I take another look around the reading room, and watch the people. I noticed different behaviours in the reading room, and I’d like to muse on why these behaviours came to pass:

  • I notice many citizens using their time to consume entertainment in the library. Maybe they’re on a break between intensive reading sessions, but when I watch a while it doesn’t seem so. I begin to wonder if these people belong to a group that’s born into such assured comfort, it doesn’t see the need to take advantage of the services offered to it by the city. I find myself disliking this group of people, as the city’s resources may have been better spent on people who want to use the services with more impact. These privileged people stand to benefit through no merit of their own, simply because they were born in the right place to the right parents. But they are not taking advantage of their opportunities — it seems some people have grown complacent. Will their kids carry the same privilege?

  • A second group of visitors however are consuming entertainment in the library who don’t seem (judging purely superficially by their clothing) privileged enough to be written off as complacent. I wonder if there’s another reason for this — maybe their surroundings have conditioned them so they can’t recognize opportunity to learn when confronted with it. If completely outside friends’ and family’s reality to read or watch educational content in the library, then these patterns will be very hard to break out of. There are people who’s conditioning by their surroundings leads them to not take advantage of public services, although they would stand to gain the most from them. My South African friend Derrik once said that “from an African standpoint, it seems crazy that the urban poor in the first world don’t profit more from the many opportunities offered to them, because these opportunities are not available in Africa at all.”

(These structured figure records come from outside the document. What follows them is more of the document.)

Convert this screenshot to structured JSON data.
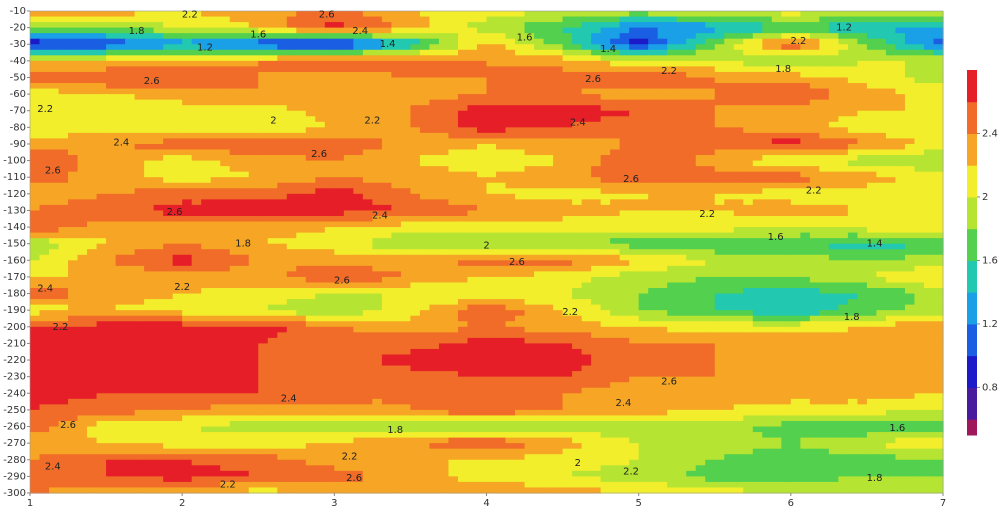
{
  "chart_data": {
    "type": "contour",
    "x": [
      1,
      1.5,
      2,
      2.5,
      3,
      3.5,
      4,
      4.5,
      5,
      5.5,
      6,
      6.5,
      7
    ],
    "y": [
      -10,
      -20,
      -30,
      -40,
      -50,
      -60,
      -70,
      -80,
      -90,
      -100,
      -110,
      -120,
      -130,
      -140,
      -150,
      -160,
      -170,
      -180,
      -190,
      -200,
      -210,
      -220,
      -230,
      -240,
      -250,
      -260,
      -270,
      -280,
      -290,
      -300
    ],
    "z": [
      [
        2.3,
        2.3,
        2.2,
        2.3,
        2.5,
        2.2,
        2.1,
        2.0,
        1.9,
        2.0,
        2.1,
        2.0,
        2.0
      ],
      [
        1.9,
        1.8,
        2.0,
        2.2,
        2.7,
        2.3,
        1.9,
        1.6,
        1.2,
        1.3,
        1.6,
        1.4,
        1.3
      ],
      [
        0.8,
        1.0,
        1.3,
        1.0,
        0.8,
        1.4,
        2.3,
        1.7,
        0.9,
        1.8,
        2.6,
        1.8,
        1.1
      ],
      [
        2.2,
        2.2,
        2.2,
        2.4,
        2.6,
        2.5,
        2.4,
        2.3,
        2.0,
        2.0,
        1.8,
        2.0,
        2.0
      ],
      [
        2.5,
        2.6,
        2.6,
        2.4,
        2.3,
        2.4,
        2.4,
        2.5,
        2.6,
        2.4,
        2.3,
        2.1,
        1.9
      ],
      [
        2.1,
        2.2,
        2.3,
        2.4,
        2.3,
        2.3,
        2.4,
        2.4,
        2.3,
        2.4,
        2.6,
        2.3,
        2.1
      ],
      [
        2.2,
        2.0,
        2.1,
        2.1,
        2.3,
        2.4,
        2.7,
        2.7,
        2.6,
        2.4,
        2.3,
        2.2,
        2.2
      ],
      [
        2.0,
        2.1,
        2.0,
        2.0,
        2.2,
        2.4,
        2.7,
        2.6,
        2.5,
        2.4,
        2.3,
        2.1,
        2.0
      ],
      [
        2.3,
        2.4,
        2.5,
        2.6,
        2.6,
        2.3,
        2.2,
        2.3,
        2.4,
        2.5,
        2.7,
        2.4,
        2.1
      ],
      [
        2.6,
        2.3,
        2.1,
        2.3,
        2.4,
        2.2,
        2.1,
        2.2,
        2.6,
        2.3,
        2.0,
        1.9,
        1.8
      ],
      [
        2.5,
        2.3,
        2.1,
        2.2,
        2.4,
        2.3,
        2.2,
        2.3,
        2.6,
        2.5,
        2.5,
        2.3,
        2.1
      ],
      [
        2.3,
        2.4,
        2.5,
        2.5,
        2.7,
        2.4,
        2.2,
        2.1,
        2.2,
        2.2,
        2.1,
        2.1,
        2.1
      ],
      [
        2.4,
        2.5,
        2.7,
        2.7,
        2.7,
        2.6,
        2.4,
        2.3,
        2.2,
        2.2,
        2.3,
        2.2,
        2.2
      ],
      [
        2.6,
        2.3,
        2.3,
        2.3,
        2.2,
        2.1,
        2.1,
        2.1,
        2.1,
        2.1,
        2.0,
        2.1,
        2.1
      ],
      [
        1.8,
        2.2,
        2.4,
        2.2,
        2.1,
        1.8,
        1.9,
        1.8,
        1.7,
        1.6,
        1.6,
        1.5,
        1.6
      ],
      [
        2.0,
        2.4,
        2.7,
        2.4,
        2.3,
        2.3,
        2.5,
        2.5,
        2.2,
        2.0,
        1.9,
        1.8,
        1.9
      ],
      [
        2.2,
        2.2,
        2.3,
        2.3,
        2.6,
        2.4,
        2.2,
        2.1,
        1.9,
        1.8,
        1.8,
        2.0,
        2.2
      ],
      [
        2.6,
        2.3,
        2.2,
        2.1,
        2.0,
        2.0,
        2.0,
        2.0,
        1.8,
        1.6,
        1.5,
        1.6,
        1.9
      ],
      [
        2.1,
        2.2,
        2.1,
        2.0,
        1.8,
        2.1,
        2.6,
        2.2,
        1.8,
        1.6,
        1.4,
        1.7,
        1.9
      ],
      [
        2.6,
        2.7,
        2.7,
        2.7,
        2.4,
        2.3,
        2.4,
        2.3,
        2.2,
        2.1,
        2.1,
        2.2,
        2.4
      ],
      [
        2.7,
        2.7,
        2.6,
        2.6,
        2.5,
        2.5,
        2.7,
        2.6,
        2.4,
        2.4,
        2.3,
        2.3,
        2.3
      ],
      [
        2.7,
        2.7,
        2.7,
        2.6,
        2.5,
        2.7,
        2.8,
        2.7,
        2.5,
        2.4,
        2.3,
        2.3,
        2.3
      ],
      [
        2.7,
        2.7,
        2.7,
        2.6,
        2.4,
        2.5,
        2.6,
        2.6,
        2.4,
        2.4,
        2.3,
        2.3,
        2.2
      ],
      [
        2.7,
        2.6,
        2.6,
        2.6,
        2.5,
        2.4,
        2.4,
        2.4,
        2.3,
        2.3,
        2.3,
        2.3,
        2.2
      ],
      [
        2.6,
        2.5,
        2.4,
        2.3,
        2.3,
        2.4,
        2.6,
        2.4,
        2.3,
        2.2,
        2.1,
        2.1,
        2.0
      ],
      [
        2.5,
        2.1,
        2.0,
        1.9,
        1.9,
        1.9,
        1.8,
        1.8,
        1.9,
        1.9,
        1.7,
        1.6,
        1.6
      ],
      [
        2.3,
        2.2,
        2.1,
        2.1,
        2.2,
        2.4,
        2.6,
        2.3,
        2.0,
        1.9,
        1.8,
        2.0,
        2.2
      ],
      [
        2.4,
        2.6,
        2.6,
        2.5,
        2.3,
        2.2,
        2.2,
        2.1,
        2.0,
        1.8,
        1.7,
        1.7,
        1.8
      ],
      [
        2.5,
        2.6,
        2.7,
        2.6,
        2.5,
        2.3,
        2.1,
        2.0,
        1.9,
        1.7,
        1.7,
        1.8,
        1.8
      ],
      [
        2.4,
        2.3,
        2.2,
        2.1,
        2.2,
        2.3,
        2.4,
        2.3,
        2.2,
        2.1,
        2.0,
        2.0,
        1.9
      ]
    ],
    "levels": [
      0.5,
      0.6,
      0.8,
      1.0,
      1.2,
      1.4,
      1.6,
      1.8,
      2.0,
      2.2,
      2.4,
      2.6,
      2.8
    ],
    "colors": [
      "#a0185c",
      "#4a1a9e",
      "#1a1ac8",
      "#1a5ee4",
      "#1aa0e6",
      "#22c8b0",
      "#52d04e",
      "#b6e432",
      "#f2ee2c",
      "#f6a624",
      "#f06c28",
      "#e61e28"
    ],
    "xlim": [
      1,
      7
    ],
    "xticks": [
      1,
      2,
      3,
      4,
      5,
      6,
      7
    ],
    "ylim": [
      -300,
      -10
    ],
    "yticks": [
      -10,
      -20,
      -30,
      -40,
      -50,
      -60,
      -70,
      -80,
      -90,
      -100,
      -110,
      -120,
      -130,
      -140,
      -150,
      -160,
      -170,
      -180,
      -190,
      -200,
      -210,
      -220,
      -230,
      -240,
      -250,
      -260,
      -270,
      -280,
      -290,
      -300
    ],
    "zlim": [
      0.5,
      2.8
    ],
    "zticks": [
      0.8,
      1.2,
      1.6,
      2,
      2.4
    ],
    "contour_labels": [
      {
        "x": 2.05,
        "y": -12,
        "level": 2.2
      },
      {
        "x": 1.7,
        "y": -22,
        "level": 1.8
      },
      {
        "x": 2.5,
        "y": -24,
        "level": 1.6
      },
      {
        "x": 2.95,
        "y": -12,
        "level": 2.6
      },
      {
        "x": 3.17,
        "y": -22,
        "level": 2.4
      },
      {
        "x": 3.35,
        "y": -30,
        "level": 1.4
      },
      {
        "x": 2.15,
        "y": -32,
        "level": 1.2
      },
      {
        "x": 4.25,
        "y": -26,
        "level": 1.6
      },
      {
        "x": 4.8,
        "y": -33,
        "level": 1.4
      },
      {
        "x": 6.35,
        "y": -20,
        "level": 1.2
      },
      {
        "x": 6.05,
        "y": -28,
        "level": 2.2
      },
      {
        "x": 5.95,
        "y": -45,
        "level": 1.8
      },
      {
        "x": 5.2,
        "y": -46,
        "level": 2.2
      },
      {
        "x": 1.8,
        "y": -52,
        "level": 2.6
      },
      {
        "x": 4.7,
        "y": -51,
        "level": 2.6
      },
      {
        "x": 1.1,
        "y": -69,
        "level": 2.2
      },
      {
        "x": 2.6,
        "y": -76,
        "level": 2
      },
      {
        "x": 3.25,
        "y": -76,
        "level": 2.2
      },
      {
        "x": 4.6,
        "y": -77,
        "level": 2.4
      },
      {
        "x": 1.6,
        "y": -89,
        "level": 2.4
      },
      {
        "x": 2.9,
        "y": -96,
        "level": 2.6
      },
      {
        "x": 1.15,
        "y": -106,
        "level": 2.6
      },
      {
        "x": 4.95,
        "y": -111,
        "level": 2.6
      },
      {
        "x": 6.15,
        "y": -118,
        "level": 2.2
      },
      {
        "x": 1.95,
        "y": -131,
        "level": 2.6
      },
      {
        "x": 3.3,
        "y": -133,
        "level": 2.4
      },
      {
        "x": 5.45,
        "y": -132,
        "level": 2.2
      },
      {
        "x": 2.4,
        "y": -150,
        "level": 1.8
      },
      {
        "x": 4,
        "y": -151,
        "level": 2
      },
      {
        "x": 5.9,
        "y": -146,
        "level": 1.6
      },
      {
        "x": 6.55,
        "y": -150,
        "level": 1.4
      },
      {
        "x": 3.05,
        "y": -172,
        "level": 2.6
      },
      {
        "x": 2,
        "y": -176,
        "level": 2.2
      },
      {
        "x": 4.2,
        "y": -161,
        "level": 2.6
      },
      {
        "x": 1.1,
        "y": -177,
        "level": 2.4
      },
      {
        "x": 4.55,
        "y": -191,
        "level": 2.2
      },
      {
        "x": 1.2,
        "y": -200,
        "level": 2.2
      },
      {
        "x": 6.4,
        "y": -194,
        "level": 1.8
      },
      {
        "x": 5.2,
        "y": -233,
        "level": 2.6
      },
      {
        "x": 2.7,
        "y": -243,
        "level": 2.4
      },
      {
        "x": 4.9,
        "y": -246,
        "level": 2.4
      },
      {
        "x": 1.25,
        "y": -259,
        "level": 2.6
      },
      {
        "x": 3.4,
        "y": -262,
        "level": 1.8
      },
      {
        "x": 6.7,
        "y": -261,
        "level": 1.6
      },
      {
        "x": 3.1,
        "y": -278,
        "level": 2.2
      },
      {
        "x": 4.6,
        "y": -282,
        "level": 2
      },
      {
        "x": 1.15,
        "y": -284,
        "level": 2.4
      },
      {
        "x": 3.13,
        "y": -291,
        "level": 2.6
      },
      {
        "x": 2.3,
        "y": -295,
        "level": 2.2
      },
      {
        "x": 4.95,
        "y": -287,
        "level": 2.2
      },
      {
        "x": 6.55,
        "y": -291,
        "level": 1.8
      }
    ]
  }
}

  • A third group is reading and studying. They’re also well dressed. I’d guess they’ve have been lucky enough to have been taught to utilise the opportunities at their disposal. I’m reminded of my friend Pete, who when working as a cashier in a coffee-shop, worked so hard that he was moved first to the espresso machine, then to the back-office, then onto accounting. I would have been trying to put in minimal effort and hours on the internship – and treaded water – but he moved up because he had been conditioned to recognise opportunity and work hard with it. I’d like to think that since this group has been born into many opportunities they see it as their duty to do something worthwhile with them. This group has been taught to take advantage of public services at their disposal.

  • I begin to notice a very large group studying in the reading room that I just can’t believe has been taught to recognize opportunity by privileged surroundings. They must have learned it elsewhere. But if this groups’ peers by my theory didn’t teach them to profit, or worst case was actively conditioning them not to learn, then something like a chance encounter, a parent, or a book must have inspired them to step outside their conditioning and utilise opportunity. I think this is the group Eliot was talking about: Some people face many barriers towards capitalising on opportunity, and nevertheless persevere. When inspiration like this occurs, these people recognise what is on offer and learn to harness the first-world city’s opportunities at their disposal. If all of your surroundings are pulling in the opposite direction however, an inspiration like this requires a huge coincidence. If we segregate our cities less and mix people’s surroundings, these inspirations in the fourth group would happen more often I believe.

These four observations seem to reflect a broader trend: underprivileged citzens tend not to take advantage of public services and tend to become poorer, while the privileged are taught to take advantage of them and tend to grow more privileged. Public services seem to service the fortunate public more. But regardless of how you have been conditioned to behave once you sit down: when you enter a public library, the city is offering everyone the same opportunities — and this is what gave Eliot hope.